Pas de soutien au divertissement et aux "programmes globaux
Le soutien de l'Etat au divertissement, aux "programmes globaux" et aux offres sportives, qui peuvent également être fournis par des prestataires privés, n'est plus d'actualité dans un marché des médias fragmenté et indépendant des chaînes, tourné vers l'avenir. Seules les prestations dans le domaine du service public doivent encore être encouragées. Même la SSR ne peut plus être financée en tant qu'"offre globale" par un montant forfaitaire. Ce changement de paradigme favorise la concurrence et libère des fonds pour le système global. Les fournisseurs doivent être libres de décider si et dans quelle mesure ils complèteront à l'avenir leurs prestations de service public avec des contenus de divertissement et de sport financés par le marché. Contrairement à la SSR, les fournisseurs privés reçoivent aujourd'hui déjà des redevances exclusivement pour la production de contenus d'information.

Les flux linéaires continuent de constituer une partie centrale de l'offre médiatique
Malgré les possibilités d'individualisation et d'interaction, les utilisateurs continuent d'attendre des offres de médias des contenus qu'ils peuvent consommer de manière passive. Les offres d'information curatées, pondérées par le contenu et donc produites de manière linéaire restent un besoin, même si elles sont de plus en plus utilisées en différé.

Des mandats de prestations à long terme au lieu des expérimentations liées à des projets.
La recherche et l'utilisation efficace d'offres d'information subventionnées sont au moins aussi importantes que la simple mise à disposition. Dans un marché de plus en plus fragmenté pour cela, des marques médiatiques établies et fiables sont d'une grande importance. Le traitement compétent des informations requiert un savoir-faire complexe et des investissements considérables. Les deux présupposent une sécurité de planification économique. Il n'est donc pas judicieux - en particulier au niveau régional - de définir des mandats de prestations importants de manière trop parcellaire selon le principe de l'arrosoir et de les attribuer à trop court terme. Une période de concession/de prestation d'au moins 10 ans a fait ses preuves.

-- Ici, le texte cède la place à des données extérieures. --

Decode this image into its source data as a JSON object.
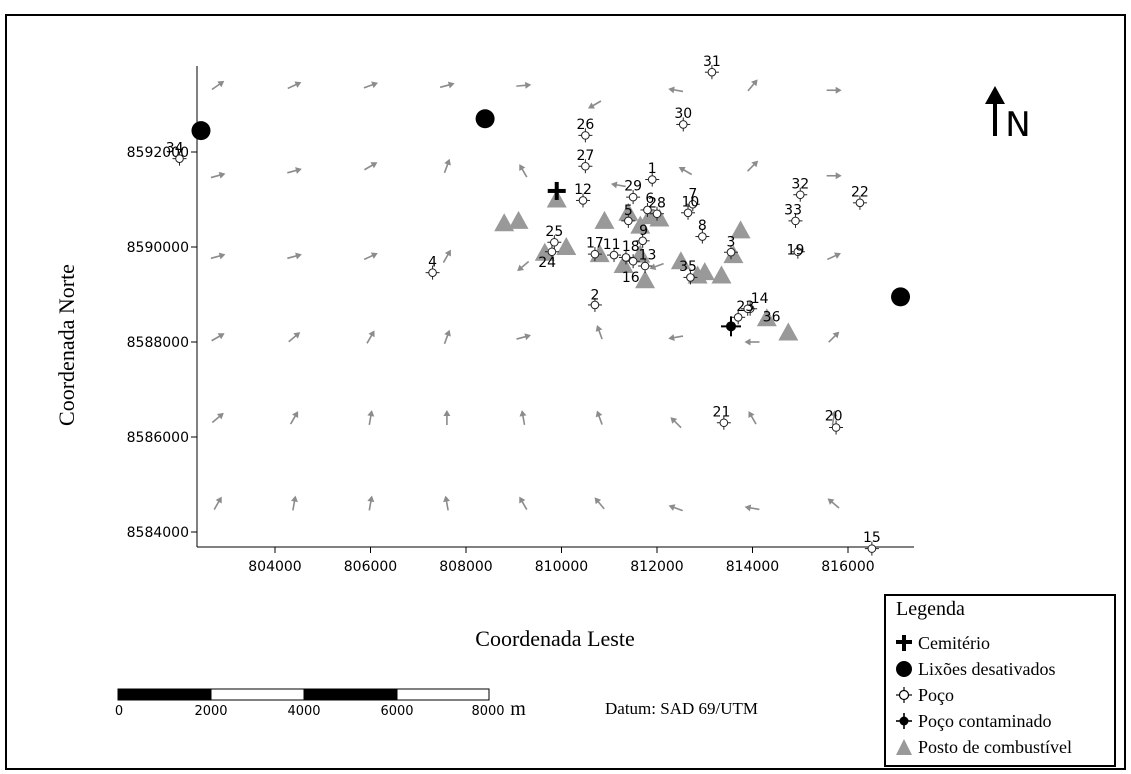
{
  "map": {
    "x_axis_label": "Coordenada Leste",
    "y_axis_label": "Coordenada Norte",
    "x_ticks": [
      "804000",
      "806000",
      "808000",
      "810000",
      "812000",
      "814000",
      "816000"
    ],
    "x_tick_values": [
      804000,
      806000,
      808000,
      810000,
      812000,
      814000,
      816000
    ],
    "y_ticks": [
      "8584000",
      "8586000",
      "8588000",
      "8590000",
      "8592000"
    ],
    "y_tick_values": [
      8584000,
      8586000,
      8588000,
      8590000,
      8592000
    ],
    "xlim": [
      802000,
      817200
    ],
    "ylim": [
      8583600,
      8593800
    ],
    "north_label": "N",
    "datum": "Datum: SAD 69/UTM",
    "scale_bar": {
      "labels": [
        "0",
        "2000",
        "4000",
        "6000",
        "8000"
      ],
      "unit": "m"
    },
    "colors": {
      "triangle": "#999999",
      "arrow": "#8c8c8c",
      "black": "#000000"
    },
    "wells": [
      {
        "id": "1",
        "x": 811900,
        "y": 8591420
      },
      {
        "id": "2",
        "x": 810700,
        "y": 8588780
      },
      {
        "id": "3",
        "x": 813550,
        "y": 8589890
      },
      {
        "id": "4",
        "x": 807300,
        "y": 8589460
      },
      {
        "id": "5",
        "x": 811400,
        "y": 8590550
      },
      {
        "id": "6",
        "x": 811800,
        "y": 8590780
      },
      {
        "id": "7",
        "x": 812750,
        "y": 8590900
      },
      {
        "id": "8",
        "x": 812950,
        "y": 8590220
      },
      {
        "id": "9",
        "x": 811700,
        "y": 8590130
      },
      {
        "id": "10",
        "x": 812650,
        "y": 8590720
      },
      {
        "id": "11",
        "x": 811100,
        "y": 8589830
      },
      {
        "id": "12",
        "x": 810450,
        "y": 8590980
      },
      {
        "id": "13",
        "x": 811750,
        "y": 8589600
      },
      {
        "id": "14",
        "x": 813950,
        "y": 8588700
      },
      {
        "id": "15",
        "x": 816500,
        "y": 8583650
      },
      {
        "id": "16",
        "x": 811500,
        "y": 8589700
      },
      {
        "id": "17",
        "x": 810700,
        "y": 8589850
      },
      {
        "id": "18",
        "x": 811350,
        "y": 8589780
      },
      {
        "id": "19",
        "x": 814950,
        "y": 8589900
      },
      {
        "id": "20",
        "x": 815750,
        "y": 8586200
      },
      {
        "id": "21",
        "x": 813400,
        "y": 8586300
      },
      {
        "id": "22",
        "x": 816250,
        "y": 8590930
      },
      {
        "id": "23",
        "x": 813700,
        "y": 8588520
      },
      {
        "id": "24",
        "x": 809800,
        "y": 8589900
      },
      {
        "id": "25",
        "x": 809850,
        "y": 8590100
      },
      {
        "id": "26",
        "x": 810500,
        "y": 8592350
      },
      {
        "id": "27",
        "x": 810500,
        "y": 8591700
      },
      {
        "id": "28",
        "x": 812000,
        "y": 8590700
      },
      {
        "id": "29",
        "x": 811500,
        "y": 8591050
      },
      {
        "id": "30",
        "x": 812550,
        "y": 8592580
      },
      {
        "id": "31",
        "x": 813150,
        "y": 8593680
      },
      {
        "id": "32",
        "x": 815000,
        "y": 8591100
      },
      {
        "id": "33",
        "x": 814900,
        "y": 8590550
      },
      {
        "id": "34",
        "x": 802000,
        "y": 8591860
      },
      {
        "id": "35",
        "x": 812700,
        "y": 8589360
      },
      {
        "id": "36",
        "x": 813900,
        "y": 8588700
      }
    ],
    "well_labels": [
      {
        "id": "1",
        "x": 811900,
        "y": 8591660
      },
      {
        "id": "2",
        "x": 810700,
        "y": 8589000
      },
      {
        "id": "3",
        "x": 813550,
        "y": 8590120
      },
      {
        "id": "4",
        "x": 807300,
        "y": 8589690
      },
      {
        "id": "5",
        "x": 811400,
        "y": 8590780
      },
      {
        "id": "6",
        "x": 811850,
        "y": 8591030
      },
      {
        "id": "7",
        "x": 812750,
        "y": 8591130
      },
      {
        "id": "8",
        "x": 812950,
        "y": 8590460
      },
      {
        "id": "9",
        "x": 811720,
        "y": 8590360
      },
      {
        "id": "10",
        "x": 812700,
        "y": 8590960
      },
      {
        "id": "11",
        "x": 811050,
        "y": 8590060
      },
      {
        "id": "12",
        "x": 810450,
        "y": 8591220
      },
      {
        "id": "13",
        "x": 811800,
        "y": 8589840
      },
      {
        "id": "14",
        "x": 814150,
        "y": 8588930
      },
      {
        "id": "15",
        "x": 816500,
        "y": 8583900
      },
      {
        "id": "16",
        "x": 811450,
        "y": 8589370
      },
      {
        "id": "17",
        "x": 810700,
        "y": 8590090
      },
      {
        "id": "18",
        "x": 811450,
        "y": 8590020
      },
      {
        "id": "19",
        "x": 814900,
        "y": 8589950
      },
      {
        "id": "20",
        "x": 815700,
        "y": 8586450
      },
      {
        "id": "21",
        "x": 813350,
        "y": 8586540
      },
      {
        "id": "22",
        "x": 816250,
        "y": 8591170
      },
      {
        "id": "23",
        "x": 813850,
        "y": 8588760
      },
      {
        "id": "24",
        "x": 809700,
        "y": 8589680
      },
      {
        "id": "25",
        "x": 809850,
        "y": 8590340
      },
      {
        "id": "26",
        "x": 810500,
        "y": 8592590
      },
      {
        "id": "27",
        "x": 810500,
        "y": 8591940
      },
      {
        "id": "28",
        "x": 812000,
        "y": 8590940
      },
      {
        "id": "29",
        "x": 811500,
        "y": 8591290
      },
      {
        "id": "30",
        "x": 812550,
        "y": 8592820
      },
      {
        "id": "31",
        "x": 813150,
        "y": 8593920
      },
      {
        "id": "32",
        "x": 815000,
        "y": 8591340
      },
      {
        "id": "33",
        "x": 814850,
        "y": 8590790
      },
      {
        "id": "34",
        "x": 801900,
        "y": 8592100
      },
      {
        "id": "35",
        "x": 812650,
        "y": 8589600
      },
      {
        "id": "36",
        "x": 814400,
        "y": 8588540
      }
    ],
    "contaminated_well": {
      "x": 813550,
      "y": 8588330
    },
    "cemetery": {
      "x": 809900,
      "y": 8591180
    },
    "dumps": [
      {
        "x": 802450,
        "y": 8592450
      },
      {
        "x": 808400,
        "y": 8592700
      },
      {
        "x": 817100,
        "y": 8588950
      }
    ],
    "stations": [
      {
        "x": 808800,
        "y": 8590500
      },
      {
        "x": 809100,
        "y": 8590550
      },
      {
        "x": 809650,
        "y": 8589880
      },
      {
        "x": 810100,
        "y": 8590000
      },
      {
        "x": 809900,
        "y": 8591000
      },
      {
        "x": 810800,
        "y": 8589850
      },
      {
        "x": 810900,
        "y": 8590550
      },
      {
        "x": 811400,
        "y": 8590720
      },
      {
        "x": 811300,
        "y": 8589620
      },
      {
        "x": 811650,
        "y": 8589840
      },
      {
        "x": 811750,
        "y": 8589300
      },
      {
        "x": 811850,
        "y": 8590650
      },
      {
        "x": 811650,
        "y": 8590450
      },
      {
        "x": 812050,
        "y": 8590600
      },
      {
        "x": 812500,
        "y": 8589700
      },
      {
        "x": 812850,
        "y": 8589400
      },
      {
        "x": 813000,
        "y": 8589470
      },
      {
        "x": 813350,
        "y": 8589400
      },
      {
        "x": 813600,
        "y": 8589830
      },
      {
        "x": 813750,
        "y": 8590350
      },
      {
        "x": 814300,
        "y": 8588500
      },
      {
        "x": 814750,
        "y": 8588200
      }
    ],
    "flow_arrows": [
      {
        "x": 802800,
        "y": 8593400,
        "a": 35
      },
      {
        "x": 804400,
        "y": 8593400,
        "a": 25
      },
      {
        "x": 806000,
        "y": 8593400,
        "a": 20
      },
      {
        "x": 807600,
        "y": 8593400,
        "a": 15
      },
      {
        "x": 809200,
        "y": 8593400,
        "a": 5
      },
      {
        "x": 810700,
        "y": 8593000,
        "a": 210
      },
      {
        "x": 812400,
        "y": 8593300,
        "a": 170
      },
      {
        "x": 814000,
        "y": 8593400,
        "a": 50
      },
      {
        "x": 815700,
        "y": 8593300,
        "a": 0
      },
      {
        "x": 802800,
        "y": 8591500,
        "a": 15
      },
      {
        "x": 804400,
        "y": 8591600,
        "a": 15
      },
      {
        "x": 806000,
        "y": 8591700,
        "a": 30
      },
      {
        "x": 807600,
        "y": 8591700,
        "a": 70
      },
      {
        "x": 809200,
        "y": 8591600,
        "a": 120
      },
      {
        "x": 811200,
        "y": 8591300,
        "a": 170
      },
      {
        "x": 812600,
        "y": 8591600,
        "a": 150
      },
      {
        "x": 814000,
        "y": 8591700,
        "a": 45
      },
      {
        "x": 815700,
        "y": 8591500,
        "a": 0
      },
      {
        "x": 802800,
        "y": 8589800,
        "a": 15
      },
      {
        "x": 804400,
        "y": 8589800,
        "a": 15
      },
      {
        "x": 806000,
        "y": 8589800,
        "a": 25
      },
      {
        "x": 807600,
        "y": 8589800,
        "a": 60
      },
      {
        "x": 809200,
        "y": 8589600,
        "a": 220
      },
      {
        "x": 812000,
        "y": 8589600,
        "a": 200
      },
      {
        "x": 815700,
        "y": 8589800,
        "a": 25
      },
      {
        "x": 802800,
        "y": 8588100,
        "a": 30
      },
      {
        "x": 804400,
        "y": 8588100,
        "a": 40
      },
      {
        "x": 806000,
        "y": 8588100,
        "a": 60
      },
      {
        "x": 807600,
        "y": 8588100,
        "a": 70
      },
      {
        "x": 809200,
        "y": 8588100,
        "a": 15
      },
      {
        "x": 810800,
        "y": 8588200,
        "a": 110
      },
      {
        "x": 812400,
        "y": 8588100,
        "a": 190
      },
      {
        "x": 814000,
        "y": 8588000,
        "a": 180
      },
      {
        "x": 815700,
        "y": 8588100,
        "a": 45
      },
      {
        "x": 802800,
        "y": 8586400,
        "a": 40
      },
      {
        "x": 804400,
        "y": 8586400,
        "a": 60
      },
      {
        "x": 806000,
        "y": 8586400,
        "a": 80
      },
      {
        "x": 807600,
        "y": 8586400,
        "a": 90
      },
      {
        "x": 809200,
        "y": 8586400,
        "a": 100
      },
      {
        "x": 810800,
        "y": 8586400,
        "a": 110
      },
      {
        "x": 812400,
        "y": 8586300,
        "a": 135
      },
      {
        "x": 814000,
        "y": 8586400,
        "a": 120
      },
      {
        "x": 815700,
        "y": 8586400,
        "a": 80
      },
      {
        "x": 802800,
        "y": 8584600,
        "a": 60
      },
      {
        "x": 804400,
        "y": 8584600,
        "a": 80
      },
      {
        "x": 806000,
        "y": 8584600,
        "a": 80
      },
      {
        "x": 807600,
        "y": 8584600,
        "a": 100
      },
      {
        "x": 809200,
        "y": 8584600,
        "a": 120
      },
      {
        "x": 810800,
        "y": 8584600,
        "a": 130
      },
      {
        "x": 812400,
        "y": 8584500,
        "a": 160
      },
      {
        "x": 814000,
        "y": 8584500,
        "a": 170
      },
      {
        "x": 815700,
        "y": 8584600,
        "a": 140
      }
    ]
  },
  "legend": {
    "title": "Legenda",
    "items": [
      {
        "label": "Cemitério",
        "icon": "cross-icon"
      },
      {
        "label": "Lixões desativados",
        "icon": "filled-circle-icon"
      },
      {
        "label": "Poço",
        "icon": "well-icon"
      },
      {
        "label": "Poço contaminado",
        "icon": "contaminated-well-icon"
      },
      {
        "label": "Posto de combustível",
        "icon": "triangle-icon"
      }
    ]
  }
}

Sur la base des prémisses susmentionnées, TELESUISSE propose les approches concrètes suivantes pour la mise en place d'une promotion des médias orientée vers l'avenir en Suisse :

- Des offres groupées à long terme dans le domaine de l'information/du service public doivent être définies et mises au concours aussi bien au niveau des régions linguistiques qu'au niveau régional. Il faut prévoir plusieurs bouquets d'offres par région linguistique et au moins trois par région. Une définition différenciée des bouquets d'offres doit permettre de garantir non seulement la diversité des opinions, mais aussi la diversité des formes d'offre. Par exemple, au moins un fournisseur par région doit produire une offre complète dans le domaine des images animées. On parvient ainsi à une couverture comparable des vecteurs et des besoins dans toutes les régions et à la garantie d'une offre pluraliste.

- Le financement du soutien aux médias doit être assuré par un fonds médiatique. Celui-ci sera alimenté d'une part par une redevance médias similaire à l'actuelle redevance radio/TV, et d'autre part par des fonds provenant du trésor public. Cela permettra notamment de compenser la baisse continue de l'effet de la réduction des taxes postales dans la presse.